The report also found that a majority of the incidents were misconfiguration exposures, an indication of how the technology’s complexity may be contributing to the vulnerabilities. Twenty-seven percent of respondents also reported security incidents during runtime.

The Cloud Native Computing Foundation has recently taken steps to address security for Kubernetes. The group announced earlier this month that it would fund a new bug bounty program designed to reward security researchers identifying vulnerabilities in the Kubernetes codebase.

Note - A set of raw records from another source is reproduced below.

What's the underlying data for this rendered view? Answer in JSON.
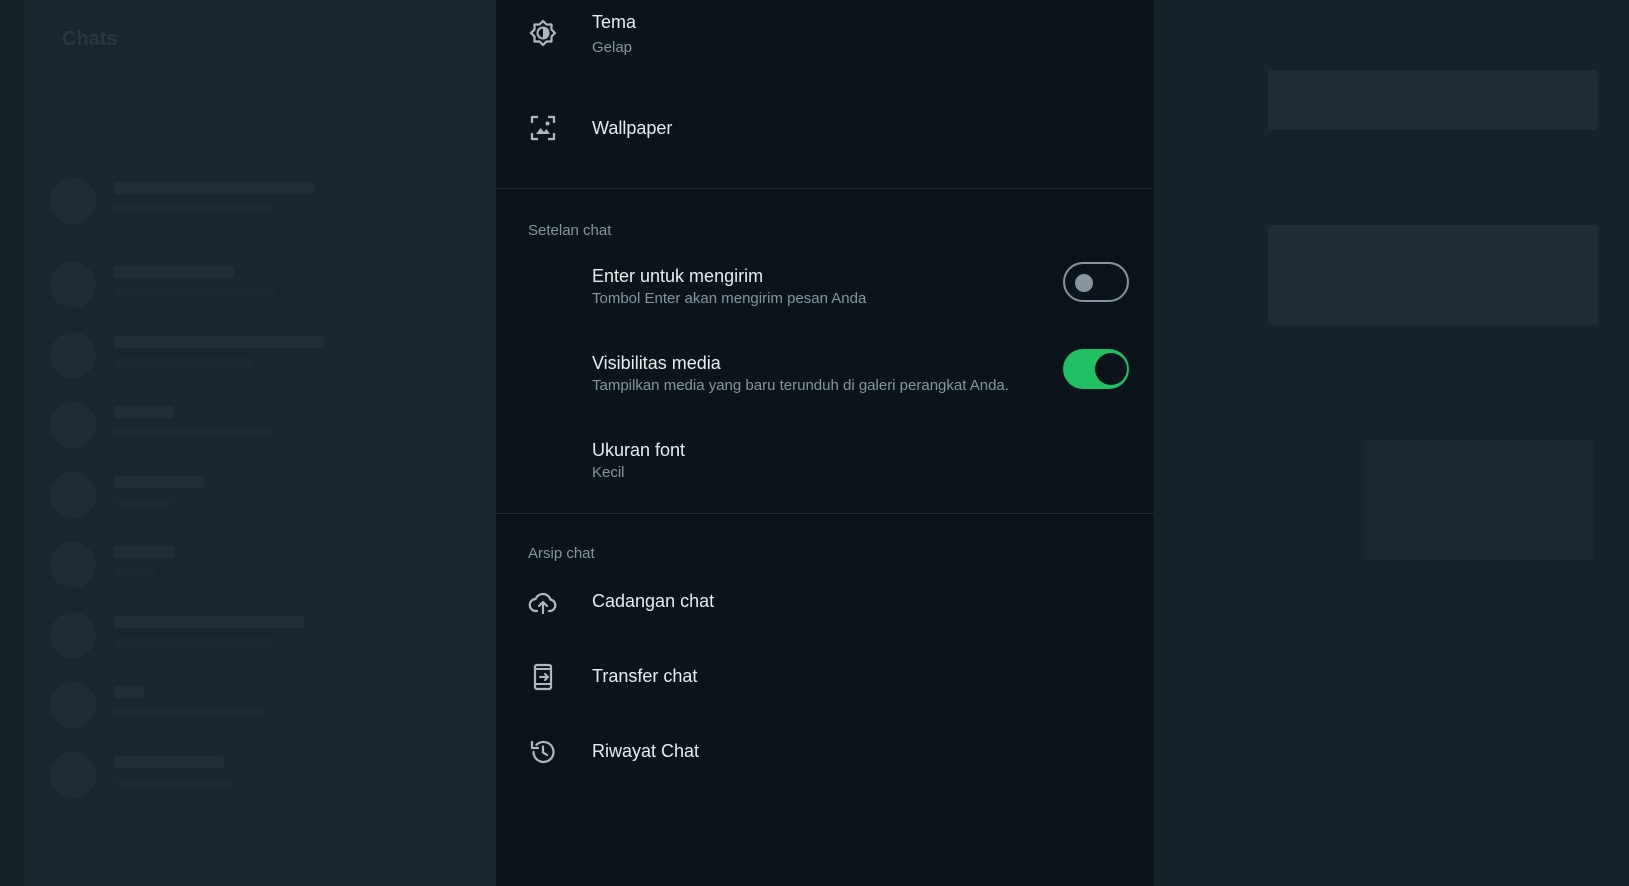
{
  "background": {
    "left_title": "Chats"
  },
  "settings": {
    "theme": {
      "title": "Tema",
      "subtitle": "Gelap",
      "icon": "theme-icon"
    },
    "wallpaper": {
      "title": "Wallpaper",
      "icon": "wallpaper-icon"
    },
    "chat_settings": {
      "header": "Setelan chat",
      "enter_to_send": {
        "title": "Enter untuk mengirim",
        "subtitle": "Tombol Enter akan mengirim pesan Anda",
        "enabled": false
      },
      "media_visibility": {
        "title": "Visibilitas media",
        "subtitle": "Tampilkan media yang baru terunduh di galeri perangkat Anda.",
        "enabled": true
      },
      "font_size": {
        "title": "Ukuran font",
        "subtitle": "Kecil"
      }
    },
    "chat_archive": {
      "header": "Arsip chat",
      "backup": {
        "title": "Cadangan chat",
        "icon": "cloud-upload-icon"
      },
      "transfer": {
        "title": "Transfer chat",
        "icon": "phone-transfer-icon"
      },
      "history": {
        "title": "Riwayat Chat",
        "icon": "history-icon"
      }
    }
  },
  "colors": {
    "accent": "#21c063",
    "panel_bg": "#0b141a",
    "text_primary": "#e9edef",
    "text_secondary": "#8696a0"
  }
}
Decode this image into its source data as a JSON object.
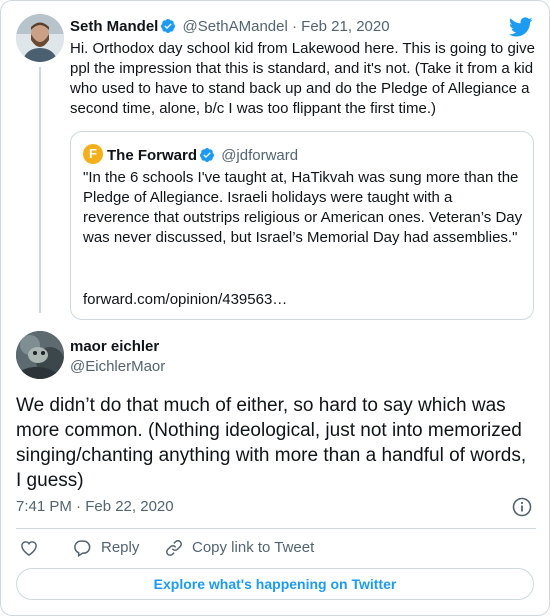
{
  "parent_tweet": {
    "name": "Seth Mandel",
    "handle": "@SethAMandel",
    "separator": "·",
    "date": "Feb 21, 2020",
    "text": "Hi. Orthodox day school kid from Lakewood here. This is going to give ppl the impression that this is standard, and it's not. (Take it from a kid who used to have to stand back up and do the Pledge of Allegiance a second time, alone, b/c I was too flippant the first time.)"
  },
  "quoted_tweet": {
    "name": "The Forward",
    "handle": "@jdforward",
    "logo_letter": "F",
    "text": "\"In the 6 schools I've taught at, HaTikvah was sung more than the Pledge of Allegiance. Israeli holidays were taught with a reverence that outstrips religious or American ones. Veteran’s Day was never discussed, but Israel’s Memorial Day had assemblies.\"",
    "link": "forward.com/opinion/439563…"
  },
  "main_tweet": {
    "name": "maor eichler",
    "handle": "@EichlerMaor",
    "text": "We didn’t do that much of either, so hard to say which was more common. (Nothing ideological, just not into memorized singing/chanting anything with more than a handful of words, I guess)",
    "timestamp": "7:41 PM · Feb 22, 2020"
  },
  "actions": {
    "reply_label": "Reply",
    "copy_label": "Copy link to Tweet"
  },
  "explore_label": "Explore what's happening on Twitter",
  "colors": {
    "accent": "#1d9bf0",
    "muted": "#536471",
    "border": "#cfd9de",
    "forward_logo": "#f3b01b"
  },
  "icons": {
    "brand": "twitter-bird-icon",
    "verified": "verified-badge-icon",
    "like": "heart-icon",
    "reply": "speech-bubble-icon",
    "copy": "link-icon",
    "info": "info-icon"
  }
}
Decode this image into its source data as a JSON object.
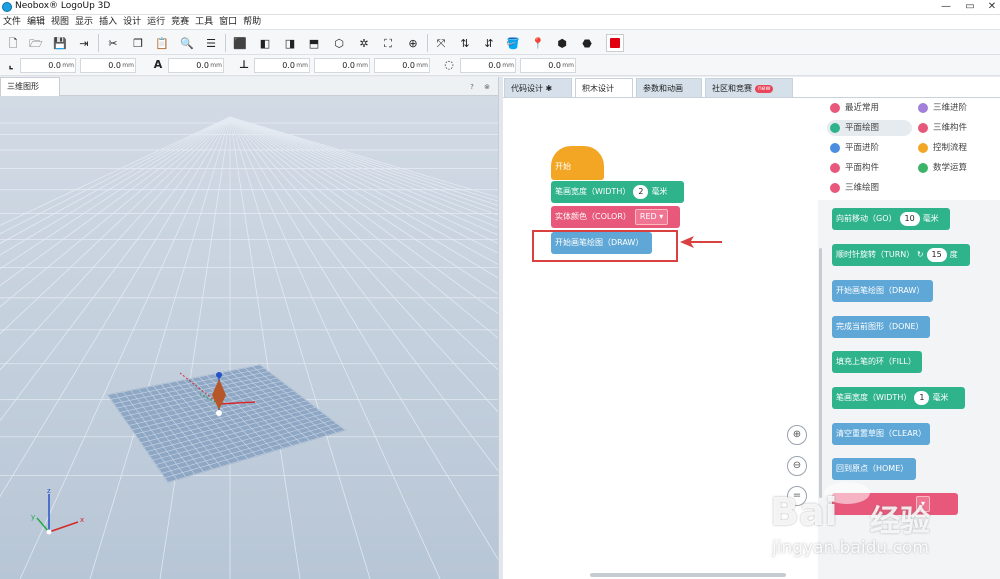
{
  "window": {
    "title": "Neobox® LogoUp 3D"
  },
  "menu": [
    "文件",
    "编辑",
    "视图",
    "显示",
    "插入",
    "设计",
    "运行",
    "竞赛",
    "工具",
    "窗口",
    "帮助"
  ],
  "transform_fields": [
    {
      "value": "0.0",
      "unit": "mm"
    },
    {
      "value": "0.0",
      "unit": "mm"
    },
    {
      "value": "0.0",
      "unit": "mm"
    },
    {
      "value": "0.0",
      "unit": "mm"
    },
    {
      "value": "0.0",
      "unit": "mm"
    },
    {
      "value": "0.0",
      "unit": "mm"
    },
    {
      "value": "0.0",
      "unit": "mm"
    },
    {
      "value": "0.0",
      "unit": "mm"
    }
  ],
  "left_panel": {
    "tab": "三维图形",
    "help": "?",
    "close": "⊗"
  },
  "right_tabs": [
    "代码设计 ✱",
    "积木设计",
    "参数和动画",
    "社区和竞赛"
  ],
  "new_badge": "new",
  "workspace": {
    "hat": "开始",
    "width_block": {
      "label": "笔画宽度（WIDTH）",
      "value": "2",
      "unit": "毫米"
    },
    "color_block": {
      "label": "实体颜色（COLOR）",
      "value": "RED"
    },
    "draw_block": {
      "label": "开始画笔绘图（DRAW）"
    }
  },
  "categories": [
    {
      "label": "最近常用",
      "color": "#e8587a"
    },
    {
      "label": "三维进阶",
      "color": "#a27fd8"
    },
    {
      "label": "平面绘图",
      "color": "#2fb38a"
    },
    {
      "label": "三维构件",
      "color": "#e8587a"
    },
    {
      "label": "平面进阶",
      "color": "#4b8ee0"
    },
    {
      "label": "控制流程",
      "color": "#f2a623"
    },
    {
      "label": "平面构件",
      "color": "#e8587a"
    },
    {
      "label": "数学运算",
      "color": "#3db36a"
    },
    {
      "label": "三维绘图",
      "color": "#e8587a"
    }
  ],
  "flyout": {
    "go": {
      "label": "向前移动（GO）",
      "value": "10",
      "unit": "毫米"
    },
    "turn": {
      "label": "顺时针旋转（TURN）",
      "value": "15",
      "unit": "度"
    },
    "draw": "开始画笔绘图（DRAW）",
    "done": "完成当前图形（DONE）",
    "fill": "填充上笔的环（FILL）",
    "width": {
      "label": "笔画宽度（WIDTH）",
      "value": "1",
      "unit": "毫米"
    },
    "clear": "清空重置草图（CLEAR）",
    "home": "回到原点（HOME）"
  },
  "axes": {
    "x": "x",
    "y": "y",
    "z": "z"
  },
  "watermark": {
    "brand": "Bai",
    "brand2": "经验",
    "url": "jingyan.baidu.com"
  }
}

One troublesome problem that exists with Kubernetes security today is that the technology itself can be used to generate attacks. At a presentation for the recent ShmooCon cybersecurity conference in Washington, D.C., an NCC Group researcher documented how “attack pods” can be set up using standard Kubernetes tools.

“When you’re launching applications every six hours, you can’t spend six days addressing security,” said Kamal Shah, president and chief executive officer of StackRox, during an interview with theCUBE. “It has to be built in.”

Here’s the interview with Kamal Shah:

Kubernetes to become part of the ‘IT furniture’

Against this backdrop of growing adoption, complexity and concerns around security, there remains an inevitable conclusion about Kubernetes: It is here to stay.

Wikibon Inc., SiliconANGLE’s sister market research firm, recently analyzed data from Enterprise Technology Research that confirmed Kubernetes’ extremely strong market position and predicted that as the technology becomes embedded into every platform it will no longer be viewed as a separate solution. Like flash storage before it, Kubernetes will simply become part of the IT furniture.

There is certainly enough evidence for this among the actions of major enterprise computing players. Google Anthos, an open hybrid and multicloud application platform, offers container management based on Kubernetes that can be run anywhere. VMware Inc.’s Tanzu and Microsoft Corp.’s Azure Arc are examples of platforms that can manage customers’ Kubernetes needs.

Kubernetes’ co-founders have been integrated into large enterprises themselves. Brendan Burns is now a distinguished engineer at Microsoft. Joe Beda and Craig McLuckie left Google LLC to start Heptio Inc. and are now at VMware Inc. after their company was acquired by the firm in 2018.

In a joint appearance last year, the three co-founders reminisced about what they thought their container technology was going to be named. The top choice was Locutus, according to the inventors, named after a translator for Borg in the “Star Trek” television series.

In an episode, “The Best of Both Worlds,” Locutus delivered the following line: “I am Locutus of Borg. Resistance is futile.”

Come to think of it, maybe the Kubernetes co-founders should have named it Locutus after all.